NIPS 2017
Mon Dec 4th through Sat the 9th, 2017 at Long Beach Convention Center
Paper ID:821
Title:Fixed-Rank Approximation of a Positive-Semidefinite Matrix from Streaming Data

Reviewer 1


		
The paper considers the problem of finding a rank k approximation for a PSD matrix A in the streaming model. The PSD matrix is given as a sequence of updates A = A + H where H is a symmetric matrix. The paper considers a variant of a popular Nystrom method for this task. The algorithm stores the product Y = A*Omega where Omega can be a random Gaussian matrix. The paper proposes a different way to recover an approximation to A from Y from previous works. Technically, the paper is very similar to previous works by Gittens and Halko et al. The proofs are fairly simple (a bonus in my opinion) as the sketching matrix can be assumed to be Gaussian and the distribution of Y = A*Omega (Omega is the Gaussian matrix) is well understood. The downside is that the proofs are probably hard to generalize to other types of sketching matrices, such as SSFT mentioned in the paper. The experiments are promising as the proposed method seems to outperform previous algorithms. The new algorithm is a small modification of previous algorithms and uses the same sketch: the difference is only in the routine to obtain the approximation from the sketch. Thus, it can be plugged in and replace previous algorithms without much modification to the rest of the system.

Reviewer 2


		
The authors address the problem of fixed-rank approximation of a positive semidefinite (psd) matrix from streaming data. The authors propose a simple method based on the Nystrom approximation, in which a sketch is updated as streaming data comes in, and the rank-r approximation is obtained as the best rank-r approximation to the full Nystrom approximation. For Gaussian or uniformly distributed (Haar) orthogonal sketch matrices, the authors prove a standard upper bound on the Schatten-1 (aka Nuclear) norm of the approximation error. Detailed empirical evidence are discussed, which indicate that the proposed method improves on previously proposed methods for fixed-rank approximation of psd matrices. The paper is very well written and easy to follow. The result appears to be novel. The proposed method admits a theoretical analysis and seems to perform well in practice. Implementation details are discussed. This paper whould be a welcome addition to the steaming PCA literature and is a clear accept in my opinion. Minor comment: - The "experimental results" section does not mention which test matrix ensemble was used, and whether the true underlying rank r was made available to the algorithms. - Some readers will be more familiar with the term "nuclear norm" than with the term "Schatten-1 norm" - It would be nice to discuss the increase in approximation error due to streaming, compared with a classical sketch algorithm that is given all the data in advance.

Reviewer 3


		
This paper describes a different way of estimating a low rank PSD matrix from a sketched PSD matrix. From what I can tell, the main difference is that, in the usual case, the sketched test matrices (Y) may be far from orthogonal, and low-ranking the middle matrix itself may produce bad results.
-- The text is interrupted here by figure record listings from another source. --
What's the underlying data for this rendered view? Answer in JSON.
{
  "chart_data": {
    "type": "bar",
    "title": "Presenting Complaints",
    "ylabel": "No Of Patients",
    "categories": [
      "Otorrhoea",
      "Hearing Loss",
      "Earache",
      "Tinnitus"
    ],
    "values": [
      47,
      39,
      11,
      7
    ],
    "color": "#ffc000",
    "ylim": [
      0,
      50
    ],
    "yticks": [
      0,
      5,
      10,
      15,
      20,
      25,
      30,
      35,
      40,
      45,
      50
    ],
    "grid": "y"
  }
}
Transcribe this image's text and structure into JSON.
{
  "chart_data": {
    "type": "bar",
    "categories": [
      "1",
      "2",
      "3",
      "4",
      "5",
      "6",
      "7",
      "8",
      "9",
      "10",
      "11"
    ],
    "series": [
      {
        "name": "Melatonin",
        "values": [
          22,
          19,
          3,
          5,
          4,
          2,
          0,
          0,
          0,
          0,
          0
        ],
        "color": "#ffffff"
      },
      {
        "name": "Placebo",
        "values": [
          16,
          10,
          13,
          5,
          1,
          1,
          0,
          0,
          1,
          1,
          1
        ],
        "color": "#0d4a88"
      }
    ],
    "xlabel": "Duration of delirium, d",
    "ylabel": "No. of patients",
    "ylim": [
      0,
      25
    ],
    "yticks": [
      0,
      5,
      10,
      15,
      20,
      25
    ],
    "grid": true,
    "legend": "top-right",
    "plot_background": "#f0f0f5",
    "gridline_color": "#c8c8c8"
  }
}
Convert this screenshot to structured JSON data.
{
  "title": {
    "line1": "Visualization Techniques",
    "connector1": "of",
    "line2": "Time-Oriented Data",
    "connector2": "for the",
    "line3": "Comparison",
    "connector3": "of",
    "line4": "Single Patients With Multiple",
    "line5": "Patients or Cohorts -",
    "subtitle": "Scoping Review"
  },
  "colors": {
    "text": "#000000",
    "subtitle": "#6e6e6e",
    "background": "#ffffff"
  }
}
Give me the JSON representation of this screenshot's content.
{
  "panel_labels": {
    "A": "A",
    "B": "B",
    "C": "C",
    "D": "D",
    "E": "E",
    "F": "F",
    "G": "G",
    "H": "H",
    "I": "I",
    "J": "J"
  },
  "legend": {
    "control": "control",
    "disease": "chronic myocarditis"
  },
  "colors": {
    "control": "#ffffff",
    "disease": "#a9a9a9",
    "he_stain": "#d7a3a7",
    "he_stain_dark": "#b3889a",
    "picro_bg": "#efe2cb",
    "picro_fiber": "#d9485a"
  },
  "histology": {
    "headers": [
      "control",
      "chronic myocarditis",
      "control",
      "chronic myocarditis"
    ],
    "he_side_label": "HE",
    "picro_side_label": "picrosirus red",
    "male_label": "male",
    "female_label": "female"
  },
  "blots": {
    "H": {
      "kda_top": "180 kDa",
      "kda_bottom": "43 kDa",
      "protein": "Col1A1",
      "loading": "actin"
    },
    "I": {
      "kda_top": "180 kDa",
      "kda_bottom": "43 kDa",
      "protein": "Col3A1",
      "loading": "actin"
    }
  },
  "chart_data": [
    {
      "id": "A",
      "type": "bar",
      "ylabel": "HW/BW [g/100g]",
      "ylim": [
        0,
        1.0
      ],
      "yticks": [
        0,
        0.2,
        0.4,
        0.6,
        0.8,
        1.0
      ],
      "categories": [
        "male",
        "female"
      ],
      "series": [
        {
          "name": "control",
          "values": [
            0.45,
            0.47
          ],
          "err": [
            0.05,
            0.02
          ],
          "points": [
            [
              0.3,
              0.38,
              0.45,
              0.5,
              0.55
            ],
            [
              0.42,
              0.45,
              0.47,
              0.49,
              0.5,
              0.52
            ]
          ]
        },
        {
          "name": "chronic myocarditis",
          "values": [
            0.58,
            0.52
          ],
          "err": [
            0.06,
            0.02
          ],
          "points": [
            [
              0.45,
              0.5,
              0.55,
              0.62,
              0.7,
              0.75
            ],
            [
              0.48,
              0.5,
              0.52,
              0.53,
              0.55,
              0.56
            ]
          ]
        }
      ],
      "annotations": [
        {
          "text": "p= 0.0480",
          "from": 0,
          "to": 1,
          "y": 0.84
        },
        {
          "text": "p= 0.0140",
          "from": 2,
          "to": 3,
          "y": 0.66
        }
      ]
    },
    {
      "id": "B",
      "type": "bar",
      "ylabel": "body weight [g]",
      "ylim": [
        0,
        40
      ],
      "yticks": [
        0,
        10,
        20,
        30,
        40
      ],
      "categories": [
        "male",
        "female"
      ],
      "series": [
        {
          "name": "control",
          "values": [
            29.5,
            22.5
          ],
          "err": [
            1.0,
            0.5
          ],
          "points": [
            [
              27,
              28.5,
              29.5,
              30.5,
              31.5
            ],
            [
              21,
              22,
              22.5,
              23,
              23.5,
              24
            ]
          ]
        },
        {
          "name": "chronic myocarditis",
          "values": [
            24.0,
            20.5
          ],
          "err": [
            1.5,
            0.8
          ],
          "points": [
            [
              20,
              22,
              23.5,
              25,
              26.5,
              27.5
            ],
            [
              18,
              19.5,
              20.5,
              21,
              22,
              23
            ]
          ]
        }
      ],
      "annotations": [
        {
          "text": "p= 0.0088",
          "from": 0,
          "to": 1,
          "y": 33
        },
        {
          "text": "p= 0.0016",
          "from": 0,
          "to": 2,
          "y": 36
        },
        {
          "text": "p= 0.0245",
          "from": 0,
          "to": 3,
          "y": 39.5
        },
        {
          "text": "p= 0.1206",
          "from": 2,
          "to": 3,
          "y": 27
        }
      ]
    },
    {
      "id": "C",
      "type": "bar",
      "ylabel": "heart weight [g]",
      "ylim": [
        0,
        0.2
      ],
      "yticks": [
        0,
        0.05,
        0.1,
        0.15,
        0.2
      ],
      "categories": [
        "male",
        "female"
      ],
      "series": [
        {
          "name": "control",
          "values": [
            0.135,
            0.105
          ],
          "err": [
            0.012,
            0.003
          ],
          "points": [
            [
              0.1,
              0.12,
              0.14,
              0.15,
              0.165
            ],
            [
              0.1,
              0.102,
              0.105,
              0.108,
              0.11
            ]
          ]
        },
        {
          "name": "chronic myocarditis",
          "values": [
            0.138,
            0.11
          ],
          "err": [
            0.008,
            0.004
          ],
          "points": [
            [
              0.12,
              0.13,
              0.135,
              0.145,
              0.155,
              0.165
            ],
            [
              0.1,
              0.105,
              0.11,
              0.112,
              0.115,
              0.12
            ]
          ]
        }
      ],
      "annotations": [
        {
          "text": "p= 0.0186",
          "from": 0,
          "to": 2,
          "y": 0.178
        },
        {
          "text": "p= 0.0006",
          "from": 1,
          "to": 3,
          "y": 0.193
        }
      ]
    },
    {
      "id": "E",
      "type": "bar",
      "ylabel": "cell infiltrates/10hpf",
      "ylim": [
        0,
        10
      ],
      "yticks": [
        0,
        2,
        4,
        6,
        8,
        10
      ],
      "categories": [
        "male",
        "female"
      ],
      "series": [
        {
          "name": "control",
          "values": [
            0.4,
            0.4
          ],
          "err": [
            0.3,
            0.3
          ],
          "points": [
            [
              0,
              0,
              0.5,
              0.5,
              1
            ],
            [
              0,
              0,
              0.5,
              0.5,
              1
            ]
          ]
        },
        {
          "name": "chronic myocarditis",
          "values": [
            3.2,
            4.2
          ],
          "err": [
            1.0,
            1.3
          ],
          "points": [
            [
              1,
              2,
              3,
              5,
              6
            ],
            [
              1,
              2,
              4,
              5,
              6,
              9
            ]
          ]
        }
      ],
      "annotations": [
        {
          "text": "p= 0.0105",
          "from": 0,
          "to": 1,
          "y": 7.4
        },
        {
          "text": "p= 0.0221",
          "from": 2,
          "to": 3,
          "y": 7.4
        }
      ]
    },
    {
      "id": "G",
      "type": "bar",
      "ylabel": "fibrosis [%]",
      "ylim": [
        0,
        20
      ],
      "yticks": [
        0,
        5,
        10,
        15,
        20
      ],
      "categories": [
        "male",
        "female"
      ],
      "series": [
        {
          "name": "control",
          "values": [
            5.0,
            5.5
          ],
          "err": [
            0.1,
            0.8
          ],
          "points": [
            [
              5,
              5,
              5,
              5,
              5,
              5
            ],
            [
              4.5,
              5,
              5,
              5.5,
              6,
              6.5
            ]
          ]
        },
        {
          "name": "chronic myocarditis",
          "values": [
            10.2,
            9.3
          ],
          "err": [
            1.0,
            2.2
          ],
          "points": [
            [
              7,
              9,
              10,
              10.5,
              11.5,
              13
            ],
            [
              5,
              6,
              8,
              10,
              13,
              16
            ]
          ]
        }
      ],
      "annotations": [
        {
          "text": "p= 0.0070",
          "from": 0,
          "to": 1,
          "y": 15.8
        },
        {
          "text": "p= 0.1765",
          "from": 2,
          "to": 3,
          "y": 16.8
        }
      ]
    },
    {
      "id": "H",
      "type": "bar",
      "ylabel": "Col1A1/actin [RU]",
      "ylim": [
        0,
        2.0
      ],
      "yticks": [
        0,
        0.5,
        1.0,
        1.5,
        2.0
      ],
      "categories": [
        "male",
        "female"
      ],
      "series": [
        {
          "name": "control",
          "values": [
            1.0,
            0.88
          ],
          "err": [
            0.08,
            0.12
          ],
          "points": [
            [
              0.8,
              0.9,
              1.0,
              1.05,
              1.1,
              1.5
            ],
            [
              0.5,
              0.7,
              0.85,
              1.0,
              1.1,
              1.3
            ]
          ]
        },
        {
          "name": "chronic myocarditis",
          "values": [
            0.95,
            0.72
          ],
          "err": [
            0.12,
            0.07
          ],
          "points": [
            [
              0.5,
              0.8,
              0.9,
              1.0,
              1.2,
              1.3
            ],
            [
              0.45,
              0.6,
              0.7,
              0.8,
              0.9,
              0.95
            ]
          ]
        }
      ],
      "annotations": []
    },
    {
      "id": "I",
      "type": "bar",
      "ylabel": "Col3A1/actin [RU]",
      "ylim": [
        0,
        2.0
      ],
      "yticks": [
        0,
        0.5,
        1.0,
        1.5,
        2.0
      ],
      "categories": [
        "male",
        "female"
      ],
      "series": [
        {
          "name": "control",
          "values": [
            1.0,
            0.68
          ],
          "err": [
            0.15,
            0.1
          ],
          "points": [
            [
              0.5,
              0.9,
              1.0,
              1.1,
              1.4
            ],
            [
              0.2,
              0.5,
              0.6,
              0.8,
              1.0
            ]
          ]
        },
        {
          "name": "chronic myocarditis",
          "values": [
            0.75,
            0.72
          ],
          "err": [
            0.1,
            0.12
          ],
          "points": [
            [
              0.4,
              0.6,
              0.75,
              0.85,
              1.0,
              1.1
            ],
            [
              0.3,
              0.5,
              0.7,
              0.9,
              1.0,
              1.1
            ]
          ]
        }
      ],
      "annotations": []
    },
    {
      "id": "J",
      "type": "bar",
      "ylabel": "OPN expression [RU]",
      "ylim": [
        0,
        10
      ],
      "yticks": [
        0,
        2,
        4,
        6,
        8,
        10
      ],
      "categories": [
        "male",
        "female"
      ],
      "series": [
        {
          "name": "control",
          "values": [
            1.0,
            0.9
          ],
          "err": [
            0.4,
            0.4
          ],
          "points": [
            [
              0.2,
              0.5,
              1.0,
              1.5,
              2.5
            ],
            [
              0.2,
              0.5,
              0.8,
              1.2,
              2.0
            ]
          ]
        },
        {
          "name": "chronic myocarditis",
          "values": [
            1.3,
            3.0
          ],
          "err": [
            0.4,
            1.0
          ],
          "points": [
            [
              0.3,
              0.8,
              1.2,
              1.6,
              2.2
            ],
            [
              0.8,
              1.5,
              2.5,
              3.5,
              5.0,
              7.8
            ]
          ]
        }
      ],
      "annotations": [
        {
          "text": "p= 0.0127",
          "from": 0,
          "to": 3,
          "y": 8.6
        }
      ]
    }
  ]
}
Therefore the paper proposes an efficient way of low-ranking the entire Nystrom-estimated matrix, and shows much better results. I believe this paper is very well written, with context well described and competing methods evenly mentioned. Suggestion: lines 138-143, which essentially just restates alg. 3, is not very enlightening. specifically I don't understand the need for the Cholesky factorization, since it does nothing to make things thinner. We can just as easily take the SVD of Y_nu*B, which is equally thin, and if the shift is large enough then everything should be stable, without the need of the extra factorization step. I suggest replacing this segment with an explanation rather than restatement of the alg.